Society of Experimental Psychologists Awards Professor Greg Ashby the 2017 Howard Crosby Warren Medal

March 6, 2017

In recognition of Greg Ashby's "innovative and foundational theoretical and empirical work linking mind and brain in computational and mathematical models of learning and categorization” the Society of Experimental Psychologists awards Professor Greg Ashby the 2017 Howard Crosby Warren Medal.

The Warren Medal is the oldest award in psychology. Past winners include such luminaries as Karl Lashley, B.F. Skinner, Clark Hull, James Gibson, Harry Harlow, Donald Hebb, William Estes, Roger Sperry, Roger Shepard, and Daniel Kahneman (among others).

The statement accompanying the announcement of the award reads:

"Greg Ashby has made extraordinary theoretical and empirical contributions to experimental psychology throughout his career. His early work on stochastic models of elementary psychological processes brought mathematical and cognitive psychology together, increasing the relevance of mathematical work and expanding the scope and depth of cognitive work. His work on general recognition theory in the 1980s and 1990s extended the basic concepts of signal detection theory to multidimensional spaces and tasks like identification and categorization, and introduced rigorous definitions and methods for assessing perceptual and decisional independence and separability.
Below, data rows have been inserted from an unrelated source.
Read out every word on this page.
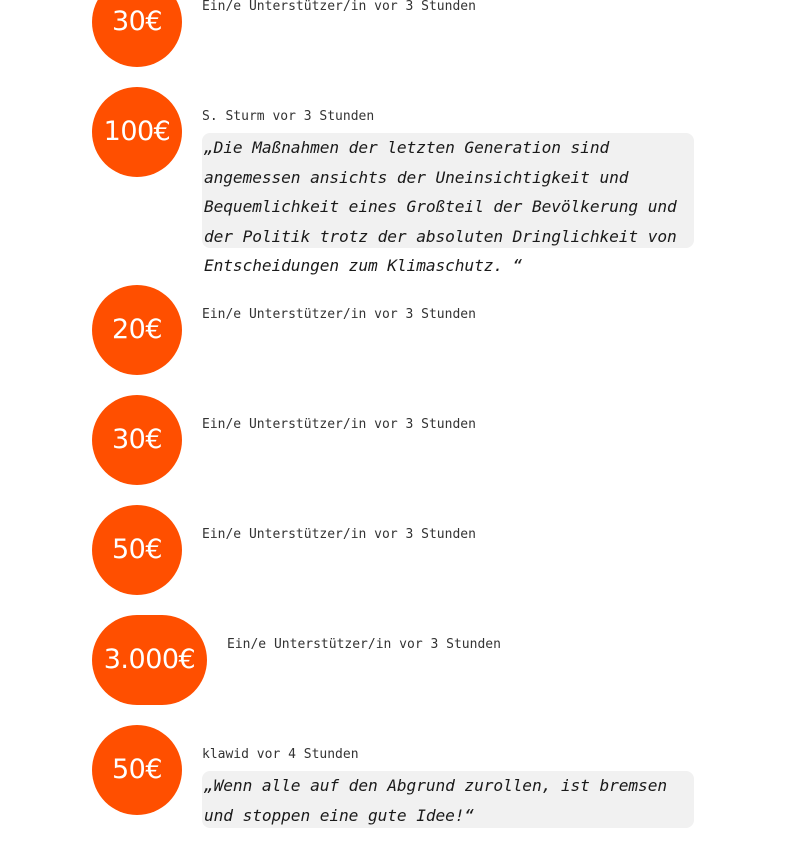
30€	Ein/e Unterstützer/in vor 3 Stunden
100€	S. Sturm vor 3 Stunden
„Die Maßnahmen der letzten Generation sind angemessen ansichts der Uneinsichtigkeit und Bequemlichkeit eines Großteil der Bevölkerung und der Politik trotz der absoluten Dringlichkeit von Entscheidungen zum Klimaschutz. “
20€	Ein/e Unterstützer/in vor 3 Stunden
30€	Ein/e Unterstützer/in vor 3 Stunden
50€	Ein/e Unterstützer/in vor 3 Stunden
3.000€	Ein/e Unterstützer/in vor 3 Stunden
50€	klawid vor 4 Stunden
„Wenn alle auf den Abgrund zurollen, ist bremsen und stoppen eine gute Idee!“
This body of work has been tremendously influential.

Around the turn of the century, Ashby embraced neuroscience, becoming one of the first computational cognitive neuroscientists. He proposed and tested a multiple memory system model of categorization and automatization, grounding it in neuroscience as much as cognitive science. The model identifies distinct brain systems underlying “rule based” and “information integration” categorization and predicts activity in cortical and subcortical structures as well as response probabilities and latencies. The theory has been exceptionally influential, both in research on categorization and automatization and in broader research on computational cognitive neuroscience. Most recently, Ashby has initiated a new research program, called dynamical neuroscience, which includes molecular and cellular biology, genetics, computer science, artificial intelligence, nonlinear systems, statistical processes, physics and psychology. Ashby is showing the field how to integrate computational cognitive science and neuroscience."